Below is the tool set used to produce these socks.
This Flemish style knitting sheath was worn at my right elbow, tucked into a heavy leather belt. The z twist of the pattern, provides extra stability for firm knitting. Yes, z twist is better than s twist in this case. It is not possible to knit this tight without a knitting sheath. And, the firmness of the knitting really improves the quality of the socks. After this project, I have greater respect for this little tool kit.
The red stitch marker was cut from a plastic straw.

My wife in her new hiking socks this afternoon. She liked them so much that she aquired the hiking socks that I had just knit for myself. Oh well! There is more yarn where that came from!

(I have no relationship with MacAusland's, except that I bought some of their yarn.)


Line Dufour said...

I wonder if you could send me the pattern for your lopi knit socks. my husband works outdoors and would love for me to knit him a pair. my email address is tapestryline@sympatico.ca

Aaron said...

My father's roommate in watch making school, put himself through school knitting lopi socks - 1 pair per day - finished at the (free) movie shown each evening. When Dad married my Mom, he had a pair of those socks left and as a new bride, my Mom, washed and shrank them. The Story lived, so on their 50th wedding anniversary, I gave them his and hers Lopi ski socks. That was 14 years ago.

Everybody wanted them. However, after a few years of testing, I have decided that there are much, much better yarns for socks. My wife still has hers because they are 'scratchy'!

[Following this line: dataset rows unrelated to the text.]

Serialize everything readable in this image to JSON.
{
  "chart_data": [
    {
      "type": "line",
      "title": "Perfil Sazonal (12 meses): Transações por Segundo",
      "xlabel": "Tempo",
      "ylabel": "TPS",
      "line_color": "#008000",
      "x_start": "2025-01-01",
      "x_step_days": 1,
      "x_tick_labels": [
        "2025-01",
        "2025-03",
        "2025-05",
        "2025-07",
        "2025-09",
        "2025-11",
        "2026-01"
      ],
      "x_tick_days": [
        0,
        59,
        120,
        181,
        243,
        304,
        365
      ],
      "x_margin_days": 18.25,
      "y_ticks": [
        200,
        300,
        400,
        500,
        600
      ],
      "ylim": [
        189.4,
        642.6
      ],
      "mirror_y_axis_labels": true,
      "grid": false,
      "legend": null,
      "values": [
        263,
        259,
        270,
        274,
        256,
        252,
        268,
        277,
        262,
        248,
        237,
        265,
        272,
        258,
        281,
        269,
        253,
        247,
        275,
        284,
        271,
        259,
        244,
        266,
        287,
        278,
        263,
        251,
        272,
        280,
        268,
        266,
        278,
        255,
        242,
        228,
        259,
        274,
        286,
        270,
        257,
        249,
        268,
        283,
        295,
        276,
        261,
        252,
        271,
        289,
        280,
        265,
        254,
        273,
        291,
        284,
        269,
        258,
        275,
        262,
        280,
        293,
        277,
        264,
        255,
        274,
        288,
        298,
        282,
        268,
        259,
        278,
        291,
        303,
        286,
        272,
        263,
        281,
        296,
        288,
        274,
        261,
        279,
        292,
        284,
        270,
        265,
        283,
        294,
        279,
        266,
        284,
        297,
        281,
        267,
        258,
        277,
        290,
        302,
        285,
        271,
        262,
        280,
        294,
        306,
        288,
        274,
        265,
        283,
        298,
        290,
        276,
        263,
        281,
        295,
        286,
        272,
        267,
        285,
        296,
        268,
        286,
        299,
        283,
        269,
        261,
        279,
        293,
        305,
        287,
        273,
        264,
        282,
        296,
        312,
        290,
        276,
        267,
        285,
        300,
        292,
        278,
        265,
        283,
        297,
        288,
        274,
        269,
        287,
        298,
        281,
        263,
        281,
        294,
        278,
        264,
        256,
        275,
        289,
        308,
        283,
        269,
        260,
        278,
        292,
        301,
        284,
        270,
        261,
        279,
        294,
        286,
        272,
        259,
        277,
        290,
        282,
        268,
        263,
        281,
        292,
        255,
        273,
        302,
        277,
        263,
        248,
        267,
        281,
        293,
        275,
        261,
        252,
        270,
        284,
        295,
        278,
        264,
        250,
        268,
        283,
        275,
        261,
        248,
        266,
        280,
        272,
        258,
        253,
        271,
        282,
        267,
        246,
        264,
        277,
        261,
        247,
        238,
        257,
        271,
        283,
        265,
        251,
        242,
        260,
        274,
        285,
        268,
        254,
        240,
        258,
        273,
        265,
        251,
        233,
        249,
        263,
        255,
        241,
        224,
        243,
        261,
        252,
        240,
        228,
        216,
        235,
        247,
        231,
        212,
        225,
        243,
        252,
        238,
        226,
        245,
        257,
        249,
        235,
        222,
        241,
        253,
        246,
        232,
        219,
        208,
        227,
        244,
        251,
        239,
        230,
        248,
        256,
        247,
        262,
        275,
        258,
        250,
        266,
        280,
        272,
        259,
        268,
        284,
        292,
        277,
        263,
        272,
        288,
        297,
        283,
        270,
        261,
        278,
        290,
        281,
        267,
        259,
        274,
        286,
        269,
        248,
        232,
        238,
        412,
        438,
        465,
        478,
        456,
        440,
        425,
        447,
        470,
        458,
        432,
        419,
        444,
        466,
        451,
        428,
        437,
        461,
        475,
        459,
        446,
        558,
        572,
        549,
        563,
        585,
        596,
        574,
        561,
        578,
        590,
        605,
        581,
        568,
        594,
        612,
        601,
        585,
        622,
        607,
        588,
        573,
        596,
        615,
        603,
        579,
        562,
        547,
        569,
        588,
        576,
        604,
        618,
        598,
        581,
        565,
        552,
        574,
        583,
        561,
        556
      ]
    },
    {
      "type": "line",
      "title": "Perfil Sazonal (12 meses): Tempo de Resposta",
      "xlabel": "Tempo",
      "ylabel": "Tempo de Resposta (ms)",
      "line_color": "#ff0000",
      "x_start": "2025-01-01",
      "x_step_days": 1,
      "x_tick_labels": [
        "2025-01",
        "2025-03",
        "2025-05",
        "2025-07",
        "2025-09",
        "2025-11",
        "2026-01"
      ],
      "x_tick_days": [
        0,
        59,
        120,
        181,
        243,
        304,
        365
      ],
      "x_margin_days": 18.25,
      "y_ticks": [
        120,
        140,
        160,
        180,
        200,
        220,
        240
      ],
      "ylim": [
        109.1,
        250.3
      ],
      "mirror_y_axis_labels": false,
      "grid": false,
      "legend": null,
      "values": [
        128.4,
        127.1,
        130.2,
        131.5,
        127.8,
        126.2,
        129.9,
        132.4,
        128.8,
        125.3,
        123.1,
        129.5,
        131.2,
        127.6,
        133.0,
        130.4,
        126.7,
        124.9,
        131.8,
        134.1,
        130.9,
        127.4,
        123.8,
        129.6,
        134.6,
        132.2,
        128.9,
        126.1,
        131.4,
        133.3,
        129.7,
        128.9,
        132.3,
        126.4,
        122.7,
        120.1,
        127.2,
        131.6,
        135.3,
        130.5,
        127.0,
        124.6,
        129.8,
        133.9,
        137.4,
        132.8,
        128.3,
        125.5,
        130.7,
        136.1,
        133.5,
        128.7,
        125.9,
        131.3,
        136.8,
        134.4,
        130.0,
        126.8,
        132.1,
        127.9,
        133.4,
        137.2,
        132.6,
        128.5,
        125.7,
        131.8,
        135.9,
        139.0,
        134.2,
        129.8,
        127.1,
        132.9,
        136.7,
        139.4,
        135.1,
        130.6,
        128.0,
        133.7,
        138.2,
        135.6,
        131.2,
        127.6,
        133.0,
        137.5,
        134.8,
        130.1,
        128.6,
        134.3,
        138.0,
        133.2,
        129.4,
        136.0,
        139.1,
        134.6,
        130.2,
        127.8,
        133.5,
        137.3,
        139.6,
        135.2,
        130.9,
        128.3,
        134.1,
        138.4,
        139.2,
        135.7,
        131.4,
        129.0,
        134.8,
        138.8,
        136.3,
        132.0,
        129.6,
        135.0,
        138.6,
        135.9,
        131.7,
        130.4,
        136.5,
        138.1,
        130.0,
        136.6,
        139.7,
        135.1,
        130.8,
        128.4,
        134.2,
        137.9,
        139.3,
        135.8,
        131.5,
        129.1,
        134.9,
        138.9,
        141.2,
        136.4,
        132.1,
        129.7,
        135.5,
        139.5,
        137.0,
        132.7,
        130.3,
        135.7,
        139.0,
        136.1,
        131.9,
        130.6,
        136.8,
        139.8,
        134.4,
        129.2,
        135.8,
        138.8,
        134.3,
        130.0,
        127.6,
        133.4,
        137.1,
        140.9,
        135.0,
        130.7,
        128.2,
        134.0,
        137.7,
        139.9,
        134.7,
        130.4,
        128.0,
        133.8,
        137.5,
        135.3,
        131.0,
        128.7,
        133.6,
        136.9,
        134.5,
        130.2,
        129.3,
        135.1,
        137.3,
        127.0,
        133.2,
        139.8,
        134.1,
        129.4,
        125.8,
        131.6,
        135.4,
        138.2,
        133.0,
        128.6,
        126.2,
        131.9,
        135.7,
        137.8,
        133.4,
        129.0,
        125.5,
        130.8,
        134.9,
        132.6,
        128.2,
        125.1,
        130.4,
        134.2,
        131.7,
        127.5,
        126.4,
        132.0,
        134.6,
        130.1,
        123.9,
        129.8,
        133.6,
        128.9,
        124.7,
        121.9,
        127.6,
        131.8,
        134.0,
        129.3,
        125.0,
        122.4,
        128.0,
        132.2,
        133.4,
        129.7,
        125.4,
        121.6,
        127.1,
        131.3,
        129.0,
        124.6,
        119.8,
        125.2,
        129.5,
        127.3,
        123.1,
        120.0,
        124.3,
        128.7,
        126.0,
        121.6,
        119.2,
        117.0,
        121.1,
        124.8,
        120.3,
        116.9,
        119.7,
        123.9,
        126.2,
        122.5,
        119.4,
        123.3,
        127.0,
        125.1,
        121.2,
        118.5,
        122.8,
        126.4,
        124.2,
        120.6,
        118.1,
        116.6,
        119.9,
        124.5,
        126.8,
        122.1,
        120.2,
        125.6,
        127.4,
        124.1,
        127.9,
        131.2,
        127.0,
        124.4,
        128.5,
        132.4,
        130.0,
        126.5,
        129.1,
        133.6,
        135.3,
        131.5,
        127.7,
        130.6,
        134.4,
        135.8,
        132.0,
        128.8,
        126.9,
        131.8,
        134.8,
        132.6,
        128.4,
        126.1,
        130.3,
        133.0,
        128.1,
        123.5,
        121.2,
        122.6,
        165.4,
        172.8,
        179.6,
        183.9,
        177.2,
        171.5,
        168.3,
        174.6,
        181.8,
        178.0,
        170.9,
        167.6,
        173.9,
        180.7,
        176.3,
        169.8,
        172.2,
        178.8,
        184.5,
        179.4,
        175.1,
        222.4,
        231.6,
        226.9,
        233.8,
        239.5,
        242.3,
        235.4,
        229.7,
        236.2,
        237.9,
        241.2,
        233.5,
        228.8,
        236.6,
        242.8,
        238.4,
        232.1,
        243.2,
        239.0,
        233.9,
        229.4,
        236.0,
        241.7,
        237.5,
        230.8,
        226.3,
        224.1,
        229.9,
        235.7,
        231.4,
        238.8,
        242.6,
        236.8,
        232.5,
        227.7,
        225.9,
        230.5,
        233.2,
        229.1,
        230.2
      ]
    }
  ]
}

I would start with B and L (http://www.briggsandlittle.com/) boot sock yarn - it is not a bad boot sock yarn and I used their pattern as I learned to make boot socks.

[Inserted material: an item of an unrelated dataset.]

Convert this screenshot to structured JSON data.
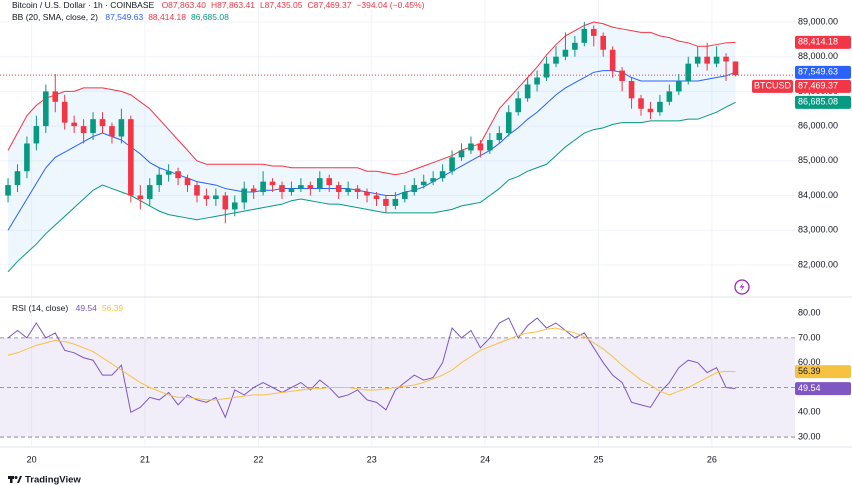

Then, I would say that knitting tighter produces better socks.

Yarns with more plies make better socks.

Now, my sock pattern is the old B and L pattern, but adapted for knitting tighter, finer yarns, and the shape of my foot. A similar pattern is http://www.ravelry.com/patterns/library/tuffy-boot-socks-2

Look at his very favorite socks - how thick are they? Try different yarns and needles until you get that thick and dense a fabric. How high does he like the ankle of the sock? So, I would say, start by replicating his favorite sock. Then, ask him how you can make it better. Make another pair --- it took me 20 or 30 pair before I was really happy with my boot socks.

All the while, my climbing/ski buddies were laughing at me for hand knitting, because they had never seen hand knit socks that they liked. Then, one year, I gave them all pairs of ski socks. Six weeks later, the cheapest son-of-a-bitch of the whole group asked me if I would knit him a pair of hiking sock for $200. Hand knit socks can be better.

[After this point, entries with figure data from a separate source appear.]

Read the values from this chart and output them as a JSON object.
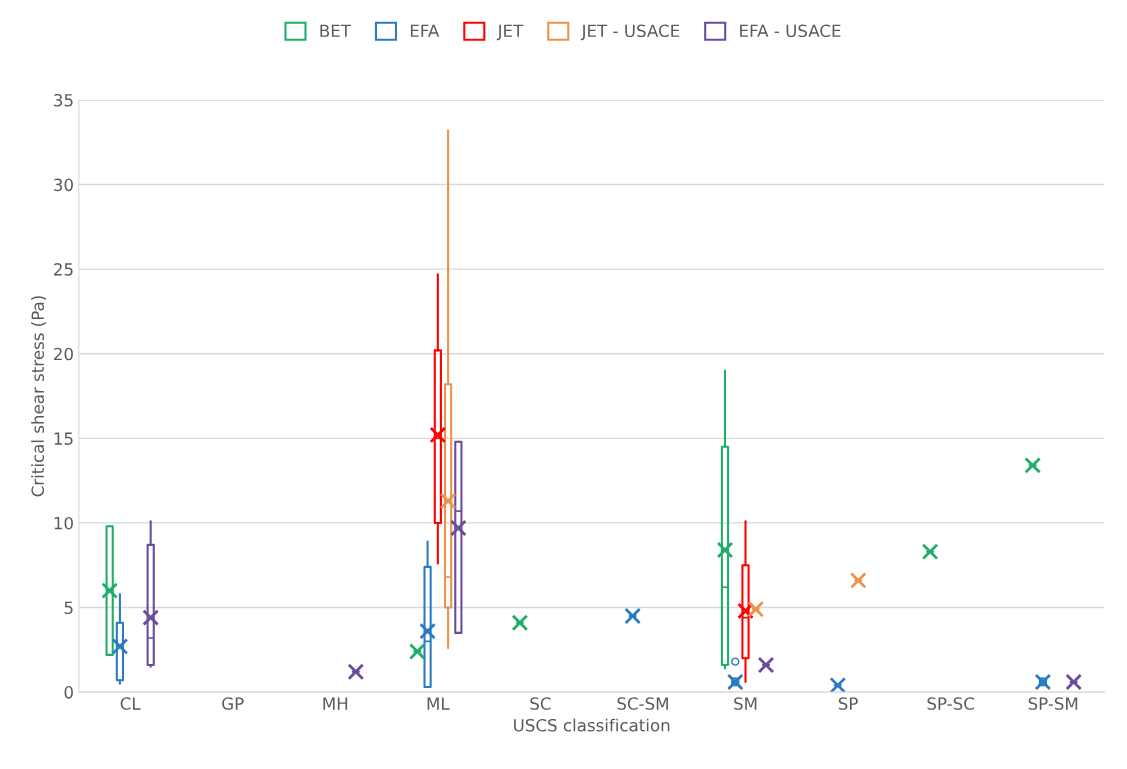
{
  "chart_data": {
    "type": "box",
    "xlabel": "USCS classification",
    "ylabel": "Critical shear stress (Pa)",
    "categories": [
      "CL",
      "GP",
      "MH",
      "ML",
      "SC",
      "SC-SM",
      "SM",
      "SP",
      "SP-SC",
      "SP-SM"
    ],
    "ylim": [
      0,
      35
    ],
    "yticks": [
      0,
      5,
      10,
      15,
      20,
      25,
      30,
      35
    ],
    "grid": "y",
    "legend": "top",
    "marker": "cross",
    "series": [
      {
        "name": "BET",
        "color": "#1fae6a",
        "boxes": [
          {
            "low": 2.2,
            "q1": 2.2,
            "median": 6.0,
            "q3": 9.8,
            "high": 9.8,
            "mean": 6.0
          },
          null,
          null,
          {
            "low": 2.4,
            "q1": 2.4,
            "median": 2.4,
            "q3": 2.4,
            "high": 2.4,
            "mean": 2.4
          },
          {
            "low": 4.1,
            "q1": 4.1,
            "median": 4.1,
            "q3": 4.1,
            "high": 4.1,
            "mean": 4.1
          },
          null,
          {
            "low": 1.4,
            "q1": 1.6,
            "median": 6.2,
            "q3": 14.5,
            "high": 19.0,
            "mean": 8.4
          },
          null,
          {
            "low": 8.3,
            "q1": 8.3,
            "median": 8.3,
            "q3": 8.3,
            "high": 8.3,
            "mean": 8.3
          },
          {
            "low": 13.4,
            "q1": 13.4,
            "median": 13.4,
            "q3": 13.4,
            "high": 13.4,
            "mean": 13.4
          }
        ]
      },
      {
        "name": "EFA",
        "color": "#2a7bc0",
        "boxes": [
          {
            "low": 0.5,
            "q1": 0.7,
            "median": 2.8,
            "q3": 4.1,
            "high": 5.8,
            "mean": 2.7
          },
          null,
          null,
          {
            "low": 0.3,
            "q1": 0.3,
            "median": 3.0,
            "q3": 7.4,
            "high": 8.9,
            "mean": 3.6
          },
          null,
          {
            "low": 4.5,
            "q1": 4.5,
            "median": 4.5,
            "q3": 4.5,
            "high": 4.5,
            "mean": 4.5
          },
          {
            "low": 0.4,
            "q1": 0.4,
            "median": 0.6,
            "q3": 0.8,
            "high": 0.8,
            "mean": 0.6,
            "outliers": [
              1.8
            ]
          },
          {
            "low": 0.4,
            "q1": 0.4,
            "median": 0.4,
            "q3": 0.4,
            "high": 0.4,
            "mean": 0.4
          },
          null,
          {
            "low": 0.4,
            "q1": 0.4,
            "median": 0.6,
            "q3": 0.8,
            "high": 0.8,
            "mean": 0.6
          }
        ]
      },
      {
        "name": "JET",
        "color": "#ff0000",
        "boxes": [
          null,
          null,
          null,
          {
            "low": 7.6,
            "q1": 10.0,
            "median": 15.0,
            "q3": 20.2,
            "high": 24.7,
            "mean": 15.2
          },
          null,
          null,
          {
            "low": 0.6,
            "q1": 2.0,
            "median": 4.4,
            "q3": 7.5,
            "high": 10.1,
            "mean": 4.8
          },
          null,
          null,
          null
        ]
      },
      {
        "name": "JET - USACE",
        "color": "#f0914a",
        "boxes": [
          null,
          null,
          null,
          {
            "low": 2.6,
            "q1": 5.0,
            "median": 6.8,
            "q3": 18.2,
            "high": 33.2,
            "mean": 11.3
          },
          null,
          null,
          {
            "low": 4.9,
            "q1": 4.9,
            "median": 4.9,
            "q3": 4.9,
            "high": 4.9,
            "mean": 4.9
          },
          {
            "low": 6.6,
            "q1": 6.6,
            "median": 6.6,
            "q3": 6.6,
            "high": 6.6,
            "mean": 6.6
          },
          null,
          null
        ]
      },
      {
        "name": "EFA - USACE",
        "color": "#6a4c9c",
        "boxes": [
          {
            "low": 1.5,
            "q1": 1.6,
            "median": 3.2,
            "q3": 8.7,
            "high": 10.1,
            "mean": 4.4
          },
          null,
          {
            "low": 1.2,
            "q1": 1.2,
            "median": 1.2,
            "q3": 1.2,
            "high": 1.2,
            "mean": 1.2
          },
          {
            "low": 3.5,
            "q1": 3.5,
            "median": 10.7,
            "q3": 14.8,
            "high": 14.8,
            "mean": 9.7
          },
          null,
          null,
          {
            "low": 1.6,
            "q1": 1.6,
            "median": 1.6,
            "q3": 1.6,
            "high": 1.6,
            "mean": 1.6
          },
          null,
          null,
          {
            "low": 0.6,
            "q1": 0.6,
            "median": 0.6,
            "q3": 0.6,
            "high": 0.6,
            "mean": 0.6
          }
        ]
      }
    ]
  }
}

I like socks where the ribbing/decorative stitches do not go down onto the foot. And, I am moving to 1x1 ankle ribbing.

Now, prior to making socks for somebody, I measure their foot/leg at 2" intervals and adjust the number of stitches so the sock fits!!!! Socks for my wife are from Rambouillet. By and large, it is finer than Merino.

The socks on the needles right now are from commercial gansey yarn, blue - 5-ply @ 1,000 ypp; knit at ~ 9 spi/ ~ 12 rpi. I am knitting on 1.9 mm swaving pricks and 1.63 mm DPN to get that gauge.

I can pretty much knit them in the dark, (except when somebody is aggravating me.) I can knit them in the car, or at the movies. All a matter of practice.

Anonymous said...

I've just returned to knitting - after a decade off - with the specific purpose of knitting adventure socks. I've been looking skeptically at the very pretty, but not very sturdy yarns at the yarn store. Thank you for the tough yarn suggestions.

Excellent advice and I love your blog!